80 多年来,胎盘植入的主要组织病理学诊断标准一直是绒毛组织直接附着于浅肌层或邻近肌纤维,没有中间的蜕膜。在胎盘植入谱系疾病的妊娠中,很少有详细的组织病理学研究,我们对该疾病的病理生理学的理解仍然有限。
前瞻性评估分级中使用的微观变化,并确定可能解释异常胎盘组织附着的变化。
分析了 40 例连续的胎盘前置剖宫产子宫切除术标本,均为 32 至 37 孕周的胎盘植入,至少有 1 个组织学切片显示绒毛深部植入。产前超声检查包括胎盘位置、子宫肌层厚度、胎盘下血管和陷窝。术中记录下段的大体变化,并对异常胎盘粘连部位取样进行组织学检查。此外,还使用 Boyd 收藏的 7 例 20.5 至 32.5 孕周的胎盘原位子宫切除术标本作为对照。

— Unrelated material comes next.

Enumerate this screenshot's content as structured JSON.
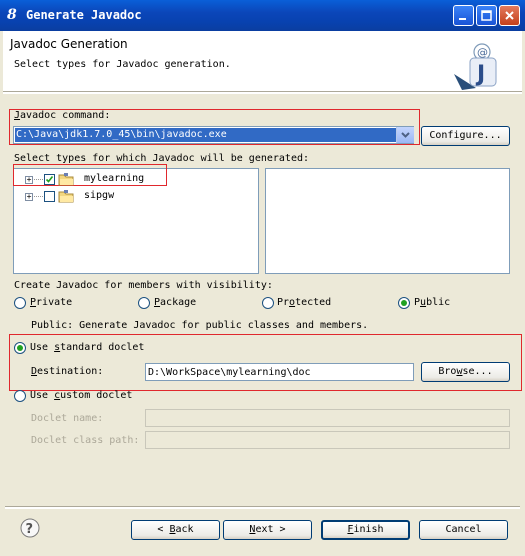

所有 40 例患者均有至少 2 次剖宫产史,表现为主要的前胎盘前置。值得注意的是,37 例(92.5%)患者出现胎盘下血管增多,31 例(77.5%)患者出现子宫肌层变薄,所有患者均出现陷窝。此外,20 例(50%)患者出现胎盘下血管增多、陷窝评分>3 和陷窝滋养血管。术中发现 36 例(90.0%)下段前壁血管增多,18 例(45.0%)下段扩展分离。子宫切除术标本的即时大体检查显示,在所有病例中,异常附着的部位从分离区开始,向上延伸至基底板的 30%,其起始距离小于 2 厘米。组织学检查发现 86 例(53.8%)样本中有深部植入的绒毛,只有 17 例(10.6%)样本中的绒毛组织至少达到子宫壁厚度的一半。没有绒毛穿过整个子宫壁。所有病例均有子宫肌层瘢痕的微观证据。在附着区,在 160 个样本中的 119 个(74.4%)样本中,在附着绒毛和附着部位下方的子宫壁之间,在 Nitabuch 纹和基底板之间发现了 0.5 至 2 毫米厚的密集纤维蛋白沉积物。在对照组中,随着妊娠的进展,Nitabuch 纹和基底板变得不连续,在这些部位没有发现纤维蛋白沉积。
分娩时附着区的样本在显微镜下呈现出厚厚的纤维蛋白沉积物,而样本中的深部植入绒毛组织则与之独立。这些变化与 Nitabuch 膜的扭曲有关,可能解释了胎盘植入谱系中胎盘从子宫壁生理性分离部位的部分缺失。这些发现表明,植入性胎盘的形成不仅仅是绒毛组织直接附着于浅肌层,而且支持植入性绒毛组织不是真正侵袭性的概念。